4 of 169 comments (clear)

  1. This approach has gone nowhere for years by Anrego · · Score: 5, Insightful

    Users are gonna do stupid things when it comes to security. Trying to fix that is a noble goal, but good luck.

    The direction we need to keep going towards is idiot proofing. Assume the user will screw up and mitigate or eliminate the impact.

  2. yeah, lemme see where was that in the requirments by Anonymous Coward · · Score: 5, Insightful

    Sure, just was devs need, more users, who never requested a feature in the first place, coming in and demanding that a particular language be used in the implementation because the read an article about how its 'more secure'

    Welcome to my nightmare, this rarely works out well

    And for the inevitable, 'why didn't you make it secure in the first place' comment

    fuck you, fuck you fuck you and your childish, 'I changed my mind, I don't want it fast, I don't want it cheep, I want you to read my mind and know the future and give me something that I can't break because I am a fucking idiot... and I need it tomorrow' attitude that makes everything somebody else's fault

  3. You can't. by bravecanadian · · Score: 5, Insightful

    As long as there is incentive to skip security and get things done.

    ie. let the nerds in IT worry about security - I'll worry about selling/making/doing and getting my bonus.

    So technically I guess you could do something to foster this sort of secure behaviour but it won't happen because the powers that be don't give a shit.

    So yeah, you can't.

  4. Re:Read what you wrote by mlts · · Score: 5, Insightful

    If I had to give five general things a company could do, it would be similar to the following the parent stated:

    1: First and foremost... separate and isolate.
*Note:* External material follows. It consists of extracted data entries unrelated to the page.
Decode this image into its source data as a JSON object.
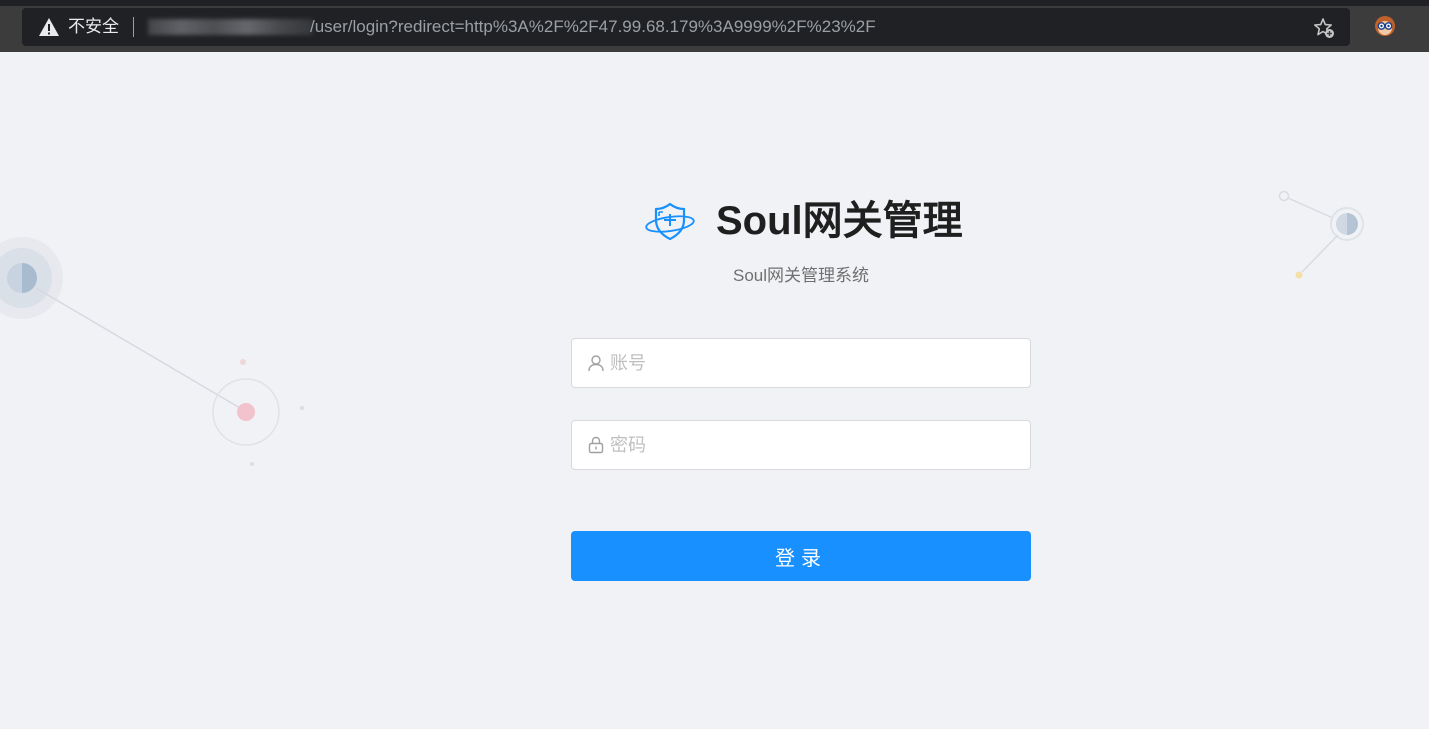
{
  "browser": {
    "security_label": "不安全",
    "url": "/user/login?redirect=http%3A%2F%2F47.99.68.179%3A9999%2F%23%2F"
  },
  "login": {
    "title": "Soul网关管理",
    "subtitle": "Soul网关管理系统",
    "username_placeholder": "账号",
    "password_placeholder": "密码",
    "submit_label": "登录"
  },
  "colors": {
    "primary": "#1890ff",
    "background": "#f0f2f5",
    "chrome": "#3c3c3c"
  },
  "icons": {
    "security": "warning-triangle-icon",
    "bookmark": "star-add-icon",
    "profile": "avatar-icon",
    "logo": "shield-logo-icon",
    "username": "user-icon",
    "password": "lock-icon"
  }
}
Finance should be isolated from everything else, with a Citrix or TS server so people working there can browse the web with the browsing well separated from critical assets. If a breach does occur, it will be limited in scope.
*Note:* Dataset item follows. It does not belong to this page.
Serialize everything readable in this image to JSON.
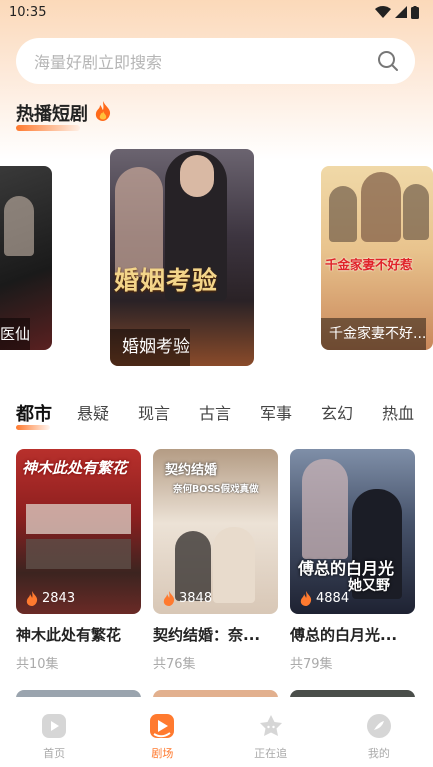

    2: Laptop encryption is trivial. BitLocker [1] and the AD infrastructure to recovery is a must-have. Depending on level of paranoia, AD policy can be set to auto-encrypt USB drives, so a dropped thumbdrive doesn't mean a massive data breach. In fact, it would be wise to have BitLocker on all desktops as well, so repurposing of the machines is easy -- just a simple format or clean command in diskpart.exe.

    3: Backups. Often overlooked, but a humble tape drive can mean the difference between a quick restore versus paying some guy out of Russia a lot of BitCoins. Disk arrays != backup because one command (blkdiscard for example) can render all backed up data gone in seconds.

    4: A clear chain of command. This way, someone can't hack a VoIP connection, browbeat some lackey to get some critical access or knowledge about internal networking.

    5: Active pen-testing from a guy running a script on boxes to actual blackhats using everything at their disposal including sending people on site in coveralls and fake badges to get in.

    [1]: Yes, TrueCrypt is a good utility, but this is the enterprise where recoverability is as important as security.